U.S. GIRLS Shares 'Like James Said'
Toronto-based producer, film composer, and author Meg Remy anticipates her intuitive and adventurous U.S. Girls album Scratch It (out June 20 Via 4AD) with a new single entitled 'Like James Said,' an ELO-styled nugget of AM gold and nod to James Brown about the healing power of dancing alone.
Remy's own lyrical response to Brown's 'Get Up Offa That Thing', the track showcases her great - and characteristically tragicomic - phrasing, notably on the exaggerated pause in the line, "I'm the queen of exercising [...] pain.' It was written alongside Rich Morel, adding to his and Remy's long string of hits together ('Rosebud,' '4 American Dollars'). 'Like James Said' also arrives alongside a single-shot dance performance, directed by and starring comedian Tom Henry. Earlier this month, Remy introduced Scratch It with the release of an epic 12-minute lead single, 'Bookends' - a sprawling ballad that pays tribute to Remy's late friend and former Power Trip frontman Riley Gale, through the lens of Remy's reading of John Carey's Eye witness To History, a historical collection of 300+ eye witness accounts of great world events spanning twenty-four centuries.
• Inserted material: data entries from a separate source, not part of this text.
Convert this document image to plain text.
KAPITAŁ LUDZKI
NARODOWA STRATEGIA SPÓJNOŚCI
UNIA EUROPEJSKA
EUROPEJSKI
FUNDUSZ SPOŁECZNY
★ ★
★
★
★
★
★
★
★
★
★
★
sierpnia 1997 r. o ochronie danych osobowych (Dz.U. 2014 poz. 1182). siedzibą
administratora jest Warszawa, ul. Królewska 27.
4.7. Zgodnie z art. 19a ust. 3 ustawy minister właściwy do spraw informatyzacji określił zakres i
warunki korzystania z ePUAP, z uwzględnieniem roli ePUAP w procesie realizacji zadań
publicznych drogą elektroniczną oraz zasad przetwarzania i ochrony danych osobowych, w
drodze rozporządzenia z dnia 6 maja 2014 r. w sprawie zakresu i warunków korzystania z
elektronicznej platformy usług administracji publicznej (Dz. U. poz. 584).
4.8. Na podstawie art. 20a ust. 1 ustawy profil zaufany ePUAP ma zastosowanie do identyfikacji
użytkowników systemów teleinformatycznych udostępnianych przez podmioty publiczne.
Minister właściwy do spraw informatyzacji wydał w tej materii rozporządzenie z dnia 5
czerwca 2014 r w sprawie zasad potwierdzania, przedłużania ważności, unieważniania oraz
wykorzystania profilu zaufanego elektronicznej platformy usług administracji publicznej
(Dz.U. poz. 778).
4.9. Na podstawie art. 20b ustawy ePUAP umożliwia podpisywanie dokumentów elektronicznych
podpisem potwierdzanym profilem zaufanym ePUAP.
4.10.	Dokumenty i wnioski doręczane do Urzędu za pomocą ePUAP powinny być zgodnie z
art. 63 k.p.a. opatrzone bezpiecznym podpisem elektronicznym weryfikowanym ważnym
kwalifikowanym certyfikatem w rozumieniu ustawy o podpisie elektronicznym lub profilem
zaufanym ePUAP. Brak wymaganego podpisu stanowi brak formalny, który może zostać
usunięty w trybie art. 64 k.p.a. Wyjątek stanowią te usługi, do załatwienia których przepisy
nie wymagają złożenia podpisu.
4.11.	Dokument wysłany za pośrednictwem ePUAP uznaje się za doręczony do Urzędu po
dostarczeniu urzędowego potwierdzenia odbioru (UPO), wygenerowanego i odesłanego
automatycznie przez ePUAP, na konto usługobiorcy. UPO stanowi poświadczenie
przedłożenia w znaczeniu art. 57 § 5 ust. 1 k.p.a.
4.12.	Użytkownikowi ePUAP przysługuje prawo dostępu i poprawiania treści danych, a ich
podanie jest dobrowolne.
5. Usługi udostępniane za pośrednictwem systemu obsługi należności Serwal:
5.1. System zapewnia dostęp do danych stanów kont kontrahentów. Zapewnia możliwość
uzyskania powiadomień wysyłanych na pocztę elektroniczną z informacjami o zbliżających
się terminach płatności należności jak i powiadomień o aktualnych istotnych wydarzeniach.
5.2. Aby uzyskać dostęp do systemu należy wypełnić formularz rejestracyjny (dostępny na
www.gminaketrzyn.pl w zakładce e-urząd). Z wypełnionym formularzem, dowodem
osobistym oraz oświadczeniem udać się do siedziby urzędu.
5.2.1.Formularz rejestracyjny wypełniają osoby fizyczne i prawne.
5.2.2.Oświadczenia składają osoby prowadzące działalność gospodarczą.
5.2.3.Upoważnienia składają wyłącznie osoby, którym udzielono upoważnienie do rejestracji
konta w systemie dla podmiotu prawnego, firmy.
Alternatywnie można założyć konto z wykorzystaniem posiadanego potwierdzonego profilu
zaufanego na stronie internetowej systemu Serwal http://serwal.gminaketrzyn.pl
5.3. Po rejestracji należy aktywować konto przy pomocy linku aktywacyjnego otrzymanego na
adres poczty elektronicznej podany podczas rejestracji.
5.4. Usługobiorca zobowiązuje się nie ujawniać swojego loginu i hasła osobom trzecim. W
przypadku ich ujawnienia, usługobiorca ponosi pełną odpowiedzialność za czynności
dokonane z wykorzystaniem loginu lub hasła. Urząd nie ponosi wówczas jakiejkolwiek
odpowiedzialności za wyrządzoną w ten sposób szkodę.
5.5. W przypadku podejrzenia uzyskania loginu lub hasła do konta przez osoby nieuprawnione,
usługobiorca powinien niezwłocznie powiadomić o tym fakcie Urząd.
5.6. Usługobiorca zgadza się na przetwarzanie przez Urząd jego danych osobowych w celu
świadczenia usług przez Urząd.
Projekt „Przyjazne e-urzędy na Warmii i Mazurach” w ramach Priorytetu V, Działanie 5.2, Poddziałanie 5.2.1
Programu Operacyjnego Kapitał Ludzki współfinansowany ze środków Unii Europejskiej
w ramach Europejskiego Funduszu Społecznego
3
The single arrived alongside a cinematic short directed by Caity Arthur.
ABOUT U.S. GIRLS
Originally from Illinois, Meg Remy is established as one of the most acclaimed songwriters to emerge from Toronto's eclectic underground music scene where she currently lives. As the creative force behind the musical entity U.S. Girls, her celebrated decades-long discography includes three Polaris Prize shortlisted and Juno-nominated albums on 4AD: Half Free (2015), In A Poem Unlimited (2018), Heavy Light (2020), as well as Bless This Mess (2023) and live compilation Lives (2023).
Remy has exhibited collage work and directed several music videos and other video art works including her short film Woman's Advocate (2014). She published her first book, a memoir called Begin By Telling (2021), and is working on a follow-up. Recently, Remy has turned film composer, scoring Grace Glowicki's horror comedy Dead Lover, which premiered at the 2025 Sundance Film Festival. Her producer credits include Bria Salmena's Big Dog (2025, Sub Pop). As a platform and persona, U.S. Girls operates on a uniquely out-of-time wavelength, alternately wronged and rueful, classic but contemporary, bruised vignettes of poetic Americana through a feminist lens.